Calculate the distance to each star from its apparent and absolute magnitude. Because these stars are all at b ~ -90, their Z distance from the plane is pretty much given by the distance of the star, once we correct for the distance of the Sun from the galactic plane. Since the Sun is "above" the disk plane (at Z=+30 pc) and these stars are seen "below" the disk plane, their distance from the disk plane is simply given by Z = distance - 30 pc. 

Then find the number of stars (N) as a function of Z by making bins of, say, 200 pc size and counting the number of stars in each bin. Make a plot of ln(N) (y axis) vs Z (x axis) and find the scale height of the stars (how?). When fitting, remember to make smart choices about which bins to include in your fit; including all your bins is probably not a good choice!
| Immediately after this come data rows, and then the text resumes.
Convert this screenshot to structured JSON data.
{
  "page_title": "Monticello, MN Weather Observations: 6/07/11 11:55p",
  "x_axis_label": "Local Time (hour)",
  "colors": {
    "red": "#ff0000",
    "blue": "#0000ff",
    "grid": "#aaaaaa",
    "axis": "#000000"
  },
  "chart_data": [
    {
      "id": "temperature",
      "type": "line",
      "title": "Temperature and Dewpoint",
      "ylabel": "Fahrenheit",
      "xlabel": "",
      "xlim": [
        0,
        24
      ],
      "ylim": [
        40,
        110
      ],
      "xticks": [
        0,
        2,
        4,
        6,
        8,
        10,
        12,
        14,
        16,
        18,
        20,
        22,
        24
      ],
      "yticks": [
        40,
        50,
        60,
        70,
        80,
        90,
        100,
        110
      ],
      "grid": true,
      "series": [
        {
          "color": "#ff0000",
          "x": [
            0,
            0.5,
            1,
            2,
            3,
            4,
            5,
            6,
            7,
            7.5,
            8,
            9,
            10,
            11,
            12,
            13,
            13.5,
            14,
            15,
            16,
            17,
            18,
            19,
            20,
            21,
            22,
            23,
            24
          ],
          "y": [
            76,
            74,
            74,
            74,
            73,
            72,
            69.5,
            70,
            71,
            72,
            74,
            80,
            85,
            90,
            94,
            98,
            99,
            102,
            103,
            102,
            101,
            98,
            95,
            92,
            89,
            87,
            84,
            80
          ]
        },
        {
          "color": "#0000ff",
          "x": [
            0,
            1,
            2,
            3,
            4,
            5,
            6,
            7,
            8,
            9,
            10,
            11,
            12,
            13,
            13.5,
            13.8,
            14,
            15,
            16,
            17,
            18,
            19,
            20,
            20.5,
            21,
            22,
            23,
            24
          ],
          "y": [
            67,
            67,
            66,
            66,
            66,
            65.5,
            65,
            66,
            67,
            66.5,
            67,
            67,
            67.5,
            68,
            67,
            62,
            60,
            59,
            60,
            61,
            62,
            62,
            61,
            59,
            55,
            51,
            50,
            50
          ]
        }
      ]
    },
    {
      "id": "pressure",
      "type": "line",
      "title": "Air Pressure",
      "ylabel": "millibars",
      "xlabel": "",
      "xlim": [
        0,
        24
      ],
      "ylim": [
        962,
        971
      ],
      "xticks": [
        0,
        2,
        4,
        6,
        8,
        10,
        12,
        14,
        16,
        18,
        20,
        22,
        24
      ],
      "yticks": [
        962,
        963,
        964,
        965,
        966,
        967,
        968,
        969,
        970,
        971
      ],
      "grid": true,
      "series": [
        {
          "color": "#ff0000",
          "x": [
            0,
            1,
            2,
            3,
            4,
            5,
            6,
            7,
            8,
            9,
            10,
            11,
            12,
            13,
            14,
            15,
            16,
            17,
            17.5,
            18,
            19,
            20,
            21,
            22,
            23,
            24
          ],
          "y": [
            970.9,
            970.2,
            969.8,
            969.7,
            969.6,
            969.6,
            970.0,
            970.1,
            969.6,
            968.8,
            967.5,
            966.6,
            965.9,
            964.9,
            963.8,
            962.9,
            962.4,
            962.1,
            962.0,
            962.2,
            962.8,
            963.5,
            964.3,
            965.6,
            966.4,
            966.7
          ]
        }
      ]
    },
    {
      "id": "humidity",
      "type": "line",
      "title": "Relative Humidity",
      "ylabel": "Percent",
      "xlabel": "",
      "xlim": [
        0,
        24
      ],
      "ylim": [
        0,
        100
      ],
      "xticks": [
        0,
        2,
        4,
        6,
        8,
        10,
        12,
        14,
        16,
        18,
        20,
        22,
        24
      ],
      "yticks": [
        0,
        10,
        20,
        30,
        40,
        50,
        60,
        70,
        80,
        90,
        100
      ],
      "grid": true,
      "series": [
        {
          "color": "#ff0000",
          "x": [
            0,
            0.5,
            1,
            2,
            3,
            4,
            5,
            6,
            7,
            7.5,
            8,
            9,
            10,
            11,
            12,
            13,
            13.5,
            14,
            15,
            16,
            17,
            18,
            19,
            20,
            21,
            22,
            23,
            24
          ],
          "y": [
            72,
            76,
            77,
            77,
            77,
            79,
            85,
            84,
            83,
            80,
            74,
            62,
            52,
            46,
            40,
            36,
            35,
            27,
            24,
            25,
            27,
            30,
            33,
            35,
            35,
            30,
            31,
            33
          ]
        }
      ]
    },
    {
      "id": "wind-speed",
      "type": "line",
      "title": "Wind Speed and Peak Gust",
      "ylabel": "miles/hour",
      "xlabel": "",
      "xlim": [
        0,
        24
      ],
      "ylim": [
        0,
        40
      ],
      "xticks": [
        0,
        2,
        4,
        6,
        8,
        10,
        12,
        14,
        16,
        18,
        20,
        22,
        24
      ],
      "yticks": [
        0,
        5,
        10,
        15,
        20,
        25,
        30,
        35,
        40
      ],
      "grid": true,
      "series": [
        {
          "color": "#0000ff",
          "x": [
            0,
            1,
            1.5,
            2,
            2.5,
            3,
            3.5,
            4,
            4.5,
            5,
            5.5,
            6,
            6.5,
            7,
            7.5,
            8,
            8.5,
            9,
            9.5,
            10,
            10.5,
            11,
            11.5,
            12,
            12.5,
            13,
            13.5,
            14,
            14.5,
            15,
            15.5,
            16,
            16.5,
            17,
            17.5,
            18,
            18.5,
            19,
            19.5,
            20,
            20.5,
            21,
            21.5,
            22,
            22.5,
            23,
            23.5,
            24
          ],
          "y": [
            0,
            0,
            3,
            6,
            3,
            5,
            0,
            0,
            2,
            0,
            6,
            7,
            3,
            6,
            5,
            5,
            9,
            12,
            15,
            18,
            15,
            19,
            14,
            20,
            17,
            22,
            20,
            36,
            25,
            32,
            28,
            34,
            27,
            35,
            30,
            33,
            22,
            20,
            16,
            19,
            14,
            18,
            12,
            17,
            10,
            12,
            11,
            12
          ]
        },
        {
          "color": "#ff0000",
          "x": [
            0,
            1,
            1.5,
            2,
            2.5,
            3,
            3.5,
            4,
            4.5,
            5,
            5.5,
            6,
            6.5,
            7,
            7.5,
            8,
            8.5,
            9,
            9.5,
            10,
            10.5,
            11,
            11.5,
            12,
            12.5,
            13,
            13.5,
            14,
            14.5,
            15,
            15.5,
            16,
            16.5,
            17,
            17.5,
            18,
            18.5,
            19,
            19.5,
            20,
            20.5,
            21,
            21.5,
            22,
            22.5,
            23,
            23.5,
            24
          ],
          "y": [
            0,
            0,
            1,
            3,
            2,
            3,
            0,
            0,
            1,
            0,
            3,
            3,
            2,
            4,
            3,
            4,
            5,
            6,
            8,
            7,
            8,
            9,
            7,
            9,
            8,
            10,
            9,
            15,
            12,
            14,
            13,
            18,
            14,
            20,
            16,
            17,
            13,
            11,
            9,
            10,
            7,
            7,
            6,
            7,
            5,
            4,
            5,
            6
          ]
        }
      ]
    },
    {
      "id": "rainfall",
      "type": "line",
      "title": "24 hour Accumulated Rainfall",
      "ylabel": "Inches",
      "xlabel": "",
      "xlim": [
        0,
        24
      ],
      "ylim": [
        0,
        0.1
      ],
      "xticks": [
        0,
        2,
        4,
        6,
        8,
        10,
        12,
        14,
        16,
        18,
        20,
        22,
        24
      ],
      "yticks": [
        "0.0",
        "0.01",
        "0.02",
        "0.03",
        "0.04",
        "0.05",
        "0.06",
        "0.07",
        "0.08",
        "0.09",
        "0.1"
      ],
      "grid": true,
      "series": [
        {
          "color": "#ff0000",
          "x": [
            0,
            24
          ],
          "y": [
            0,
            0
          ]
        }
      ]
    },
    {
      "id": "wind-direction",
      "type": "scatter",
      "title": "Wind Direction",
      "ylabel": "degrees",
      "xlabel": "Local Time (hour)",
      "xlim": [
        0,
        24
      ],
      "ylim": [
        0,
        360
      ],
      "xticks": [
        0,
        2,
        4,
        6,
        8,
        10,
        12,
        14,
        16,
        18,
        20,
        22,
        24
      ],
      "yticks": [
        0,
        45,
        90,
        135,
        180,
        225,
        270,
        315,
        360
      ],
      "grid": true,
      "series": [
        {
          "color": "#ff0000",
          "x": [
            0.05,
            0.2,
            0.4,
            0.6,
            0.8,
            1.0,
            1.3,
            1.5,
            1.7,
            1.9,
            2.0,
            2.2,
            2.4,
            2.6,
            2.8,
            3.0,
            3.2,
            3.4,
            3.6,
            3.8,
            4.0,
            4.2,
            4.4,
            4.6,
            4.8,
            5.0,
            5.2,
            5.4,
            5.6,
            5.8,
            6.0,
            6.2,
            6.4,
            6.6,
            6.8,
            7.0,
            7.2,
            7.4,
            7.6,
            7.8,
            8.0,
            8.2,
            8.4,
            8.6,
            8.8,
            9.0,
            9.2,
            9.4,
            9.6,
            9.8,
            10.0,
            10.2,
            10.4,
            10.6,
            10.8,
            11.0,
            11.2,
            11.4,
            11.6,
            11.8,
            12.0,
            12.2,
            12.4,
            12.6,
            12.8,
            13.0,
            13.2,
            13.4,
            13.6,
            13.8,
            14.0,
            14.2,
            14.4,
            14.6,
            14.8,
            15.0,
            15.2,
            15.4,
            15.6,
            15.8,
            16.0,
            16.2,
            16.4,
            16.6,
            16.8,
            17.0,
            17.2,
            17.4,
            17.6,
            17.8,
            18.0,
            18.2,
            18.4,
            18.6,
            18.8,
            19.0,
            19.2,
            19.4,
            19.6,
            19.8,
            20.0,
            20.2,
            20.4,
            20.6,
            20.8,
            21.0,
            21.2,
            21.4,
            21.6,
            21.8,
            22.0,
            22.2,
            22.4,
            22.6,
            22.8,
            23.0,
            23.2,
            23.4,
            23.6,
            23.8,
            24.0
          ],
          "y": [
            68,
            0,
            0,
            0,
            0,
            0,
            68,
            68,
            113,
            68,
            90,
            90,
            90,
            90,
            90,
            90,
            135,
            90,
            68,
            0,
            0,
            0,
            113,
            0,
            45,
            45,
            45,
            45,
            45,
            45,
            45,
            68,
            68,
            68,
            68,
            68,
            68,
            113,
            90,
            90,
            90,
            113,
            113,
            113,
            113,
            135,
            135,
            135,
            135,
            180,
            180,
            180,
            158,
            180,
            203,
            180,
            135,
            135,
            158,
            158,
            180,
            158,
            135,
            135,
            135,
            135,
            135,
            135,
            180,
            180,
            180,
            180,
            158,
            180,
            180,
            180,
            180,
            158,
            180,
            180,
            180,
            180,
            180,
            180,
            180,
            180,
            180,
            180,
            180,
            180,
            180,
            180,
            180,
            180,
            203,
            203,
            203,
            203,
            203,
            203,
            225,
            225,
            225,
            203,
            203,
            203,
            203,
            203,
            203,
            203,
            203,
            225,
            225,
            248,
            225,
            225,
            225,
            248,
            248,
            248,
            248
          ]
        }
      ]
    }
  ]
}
Coding alert: First, take a look at the binning and fitting example code on the Python help page to figure out how to code up this exercise. Also, be careful with logs when coding. In numpy, np.log(x) means "natural log of x" and np.log10(x) means "base 10 log of x". Make sure you use the correct one when doing calculations! In this case we want the natural log, since we are plotting an exponential function.

Velocity Dispersion
Just like we said the distance was roughly the Z coordinate (once we corrected for the Sun's Z coordinate), we can also say the radial velocity is roughly the Z velocity once we correct for the Sun's Z velocity.

From the distribution of velocities, calculate the Sun's Z velocity (how?). Then subtract that from all the velocities to get the Z velocity of each star. Then bin up the stars in a few bins of Z, calculate the dispersion of each of the bins (how?), and then make a plot of velocity dispersion as a function of Z height. How and why does it change with Z?

The Oort limit
Given the scale height and velocity dispersion  (which velocity dispersion do you use, and why?), estimate the mass density of the disk using the method shown in class. Describe sources of error and how they may have affected your result.